Six questions to ask when selecting a boarding kennel for your pet…

What vaccinations do you require? This question does not just help you confirm that your pet has had the shots it needs to stay at the kennel…it also can help you judge whether the kennel puts a priority on the health and well-being of its guests. Almost every kennel will require rabies vaccinations—those are required by law throughout the US. But a safety-conscious kennel also will require vaccinations for distemper…parvo…and kennel cough, all of which easily can spread from dog to dog at a kennel if its guests are not vaccinated. (Some or all of these vaccinations are required by law in certain states as well.)

Can I see where my pet will stay? The kennel should be happy to give you a look at its facilities. A well-run kennel will look—and smell—clean. Also, confirm that the cages are large enough that your pet will be able to stand, turn and move around. If you have a small pet, confirm that the cages do not have any gaps large enough that the animal might try to squeeze through.

What would you do if a pet had a serious medical issue on a Sunday? This question is a good way to gauge whether a kennel has adequate emergency plans in place. Most veterinary practices are closed on Sundays, so an employee should identify the closest animal hospital that is open on Sundays…and/or say that the kennel has a local vet who is on call.

Do the dogs get to socialize with one another? Both “yes” and “no” are defensible answers here—most dogs love to get out of their cages and play together…but when groups of dogs that do not know one another play together, there occasionally are fights and injuries. If the answer is “yes,” ask what steps are taken to ensure that dogs play well with others before they are allowed to join the group—there should be some sort of screening procedure in place.
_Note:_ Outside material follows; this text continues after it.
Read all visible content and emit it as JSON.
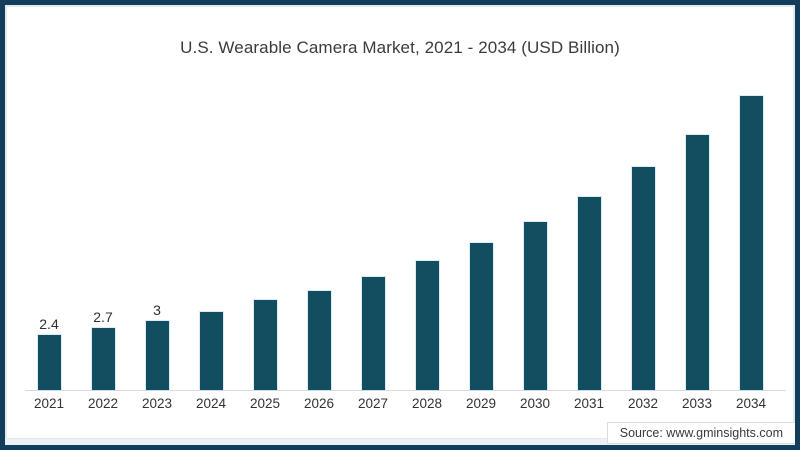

Also ask how many kennel employees monitor the play area and how many dogs are allowed in it at a time—anything above 10 dogs per employee is too many. If possible, visit the kennel during a group playtime to make sure that it seems well-supervised. If you do not want your dog to play with other dogs you do not know, consider seeking a kennel that has private runs attached to the cages, especially for kennel stays of more than a few days.

Where do cats stay? Dogs are noisy. So a kennel’s cat cages should be far enough from the dog cages that the cat room seems calm and relatively quiet when the door is closed. Some barking noise is inevitable—this is a kennel, after all—but if the barking is loud in the cat area (or, worse, the dogs are within view of the cats), you are going to have unhappy, agitated cats. Even dog owners should ask to see the cat area—a kennel that boards cats too close to dogs might be a kennel that has not properly thought through other aspects of its care and facilities either.
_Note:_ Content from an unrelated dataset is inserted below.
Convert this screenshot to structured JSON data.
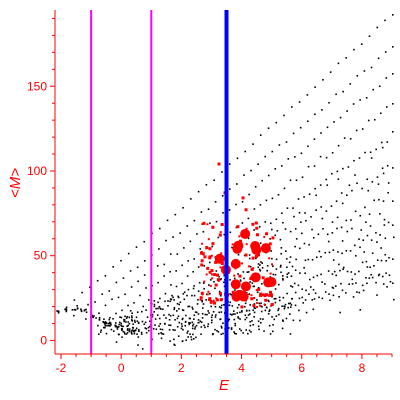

What do you do if an animal has trouble adjusting to the kennel? This is rare—the vast majority of pets do just fine in kennels—but there still should be a procedure in place. Example: You might be told that the staff will spend time giving the animal one-on-one attention…and if the situation does not improve, the pet’s owner will be contacted so that he/she can weigh in on what to do.

Are you licensed? Kennels are typically licensed by the state, and the license should be clearly posted.